Viele Anregungen, viel dazugelernt zu früheren Weltklassetenören (Fritz Wunderlich) und was ist überhaupt ein lyrischer Tenor und wer ist jetzt ein berühmter lebender solcher … (Juan Diego Flórez) und wo singt/spielt wer wann und wo auf etc. Wohlgemerkt: davon steht im Buch im Grunde nix drin. Das war dann immer “Nebenausbeute” beim Hinterherrecherchieren. Konkret im Buch werden folgende Stücke erwähnt bzw. mit diesen setzt sich der Autor im Zusammenhang mit seinen eigenen Ritualen auseinander bzw. erlangten sie spezielle Bedeutung für ihn:

Der Predigttonus wird mir immer egaler; ich kann genauso darüber hinwegsehen, wie ich es als Kind in der Kirche konnte, wo der Dekan der Ortspfarrei - noch real von der Kanzel herab - an manchen Sonntagen bis zu einer Stunde lang predigte und ich - schon damals als “etwas seltsam” eingestuft -  häufig meinen Gefallen daran fand. JA! Ich habe meistens zu.ge.hört. Gerne! Bin innerlich mitgegangen. Habe versucht, mir alles zu merken. Denn auch damals waren viel Wissensbausteine in den Predigten enthalten, die - lange ohne Fernsehen aufwachsend und die max. zwanzig häuslichen Bücher hatten auch eher andere Themen (Imkerei z. B. und katholische Erziehungsratgeber …) - mir neue Inhalte eröffneten. Wissensbruchstücke, Anregungen zum Nachdenken und damit Auseinandersetzen. 

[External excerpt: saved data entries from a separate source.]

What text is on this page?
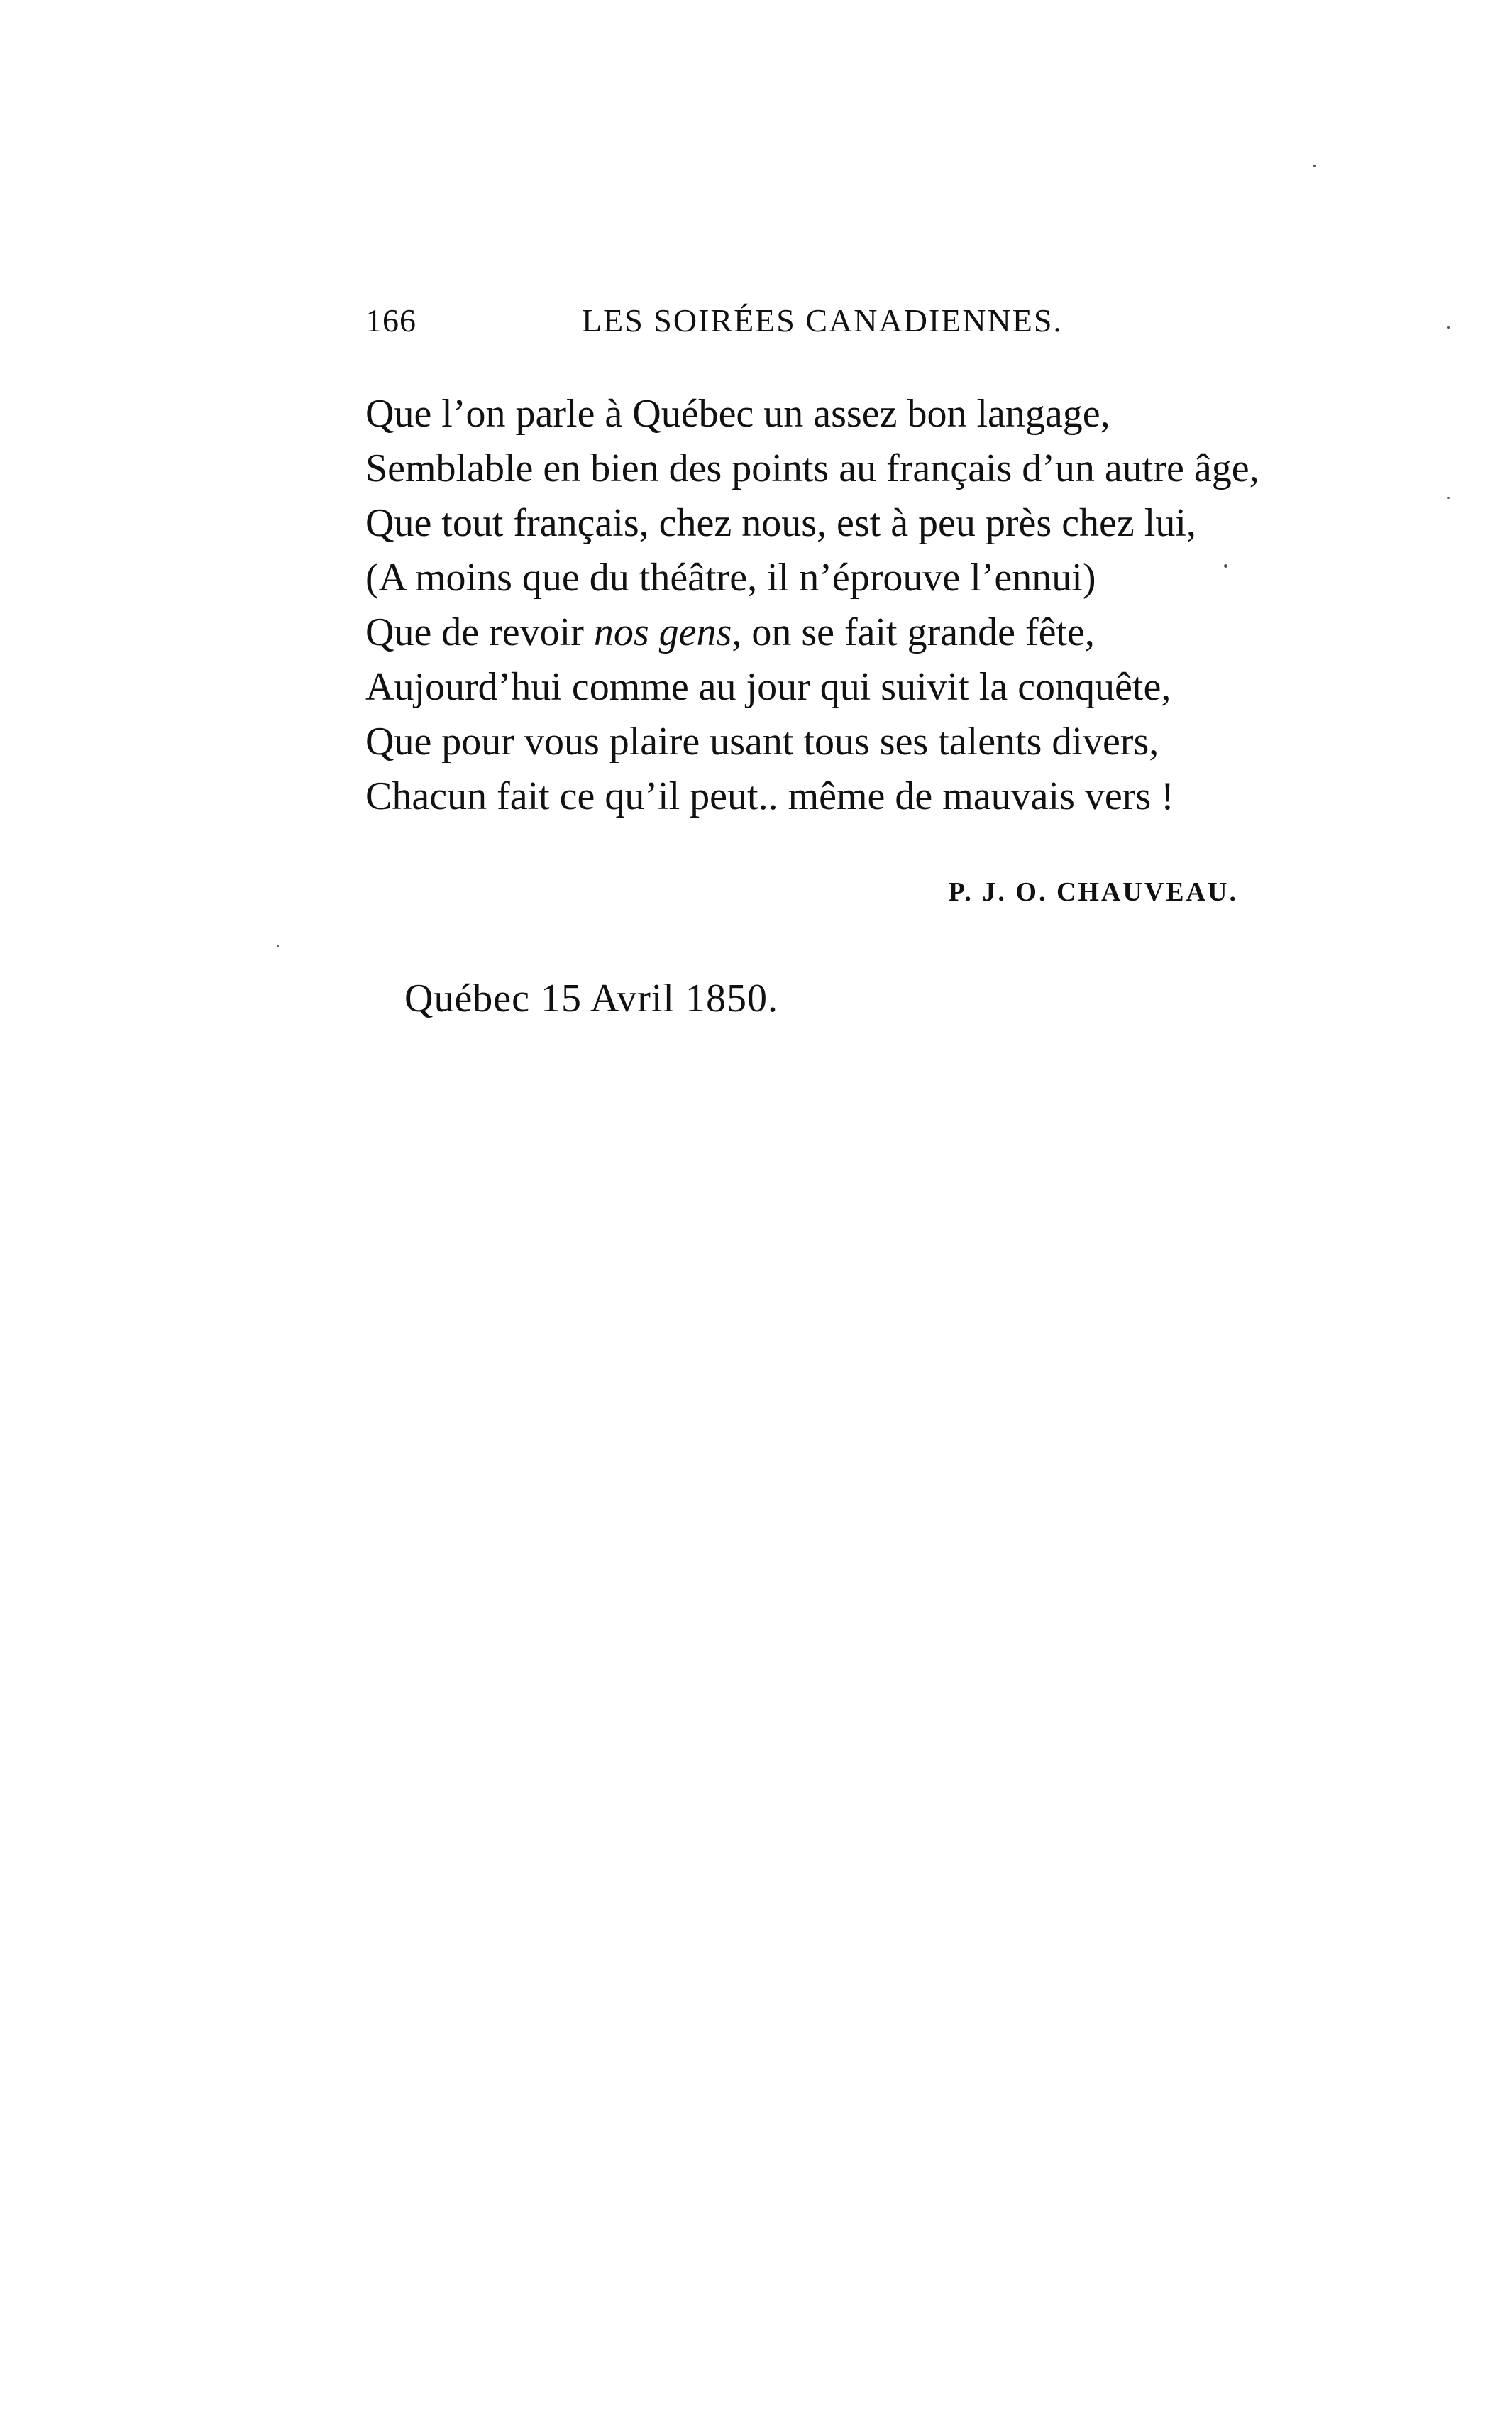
166	LES SOIRÉES CANADIENNES.
Que l’on parle à Québec un assez bon langage,
Semblable en bien des points au français d’un autre âge,
Que tout français, chez nous, est à peu près chez lui,
(A moins que du théâtre, il n’éprouve l’ennui)
Que de revoir nos gens, on se fait grande fête,
Aujourd’hui comme au jour qui suivit la conquête,
Que pour vous plaire usant tous ses talents divers,
Chacun fait ce qu’il peut.. même de mauvais vers !
P. J. O. CHAUVEAU.
Québec 15 Avril 1850.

Also … mich schaudert es, wenn ich sowas über lange Strecken höre oder lese …und sowas liest man im Buch reichlich, ausführlich und lange.  Bin ich da seltsam?:

Gott ist in Jesus auch in die Tiefen meiner Seele vorgedrungen …. . Und Weihnachten bedeutet, dass auch wir den Mut finden, in die Tiefen unserer Seele hinabzusteigen, gemeinsam mit Jesus, damit alles in uns von seinem Licht erleuchtet und verwandelt wird. — Grün, Anselm. „Meine Musik-Rituale.“ Bärenreiter-Verlag p. 103

Schon damals - ich erinnere mich genau - störte ich mich - obwohl damit aufgewachsen - immer mehr am fehlenden … Zweifel … und dem Absolutheitsanspruch der missionarischen Verkündungsabsichten (kann ja jeder halten, wie er mag aber alle zu vereinnahmen müsste nicht sein …) Doch das konnte ich ausblenden wenn die Anteile überwogen, die Interesse weckten, neugierig machten und unterhielten. Diese Ausblend-Fähigkeit kam mir nun zugute. 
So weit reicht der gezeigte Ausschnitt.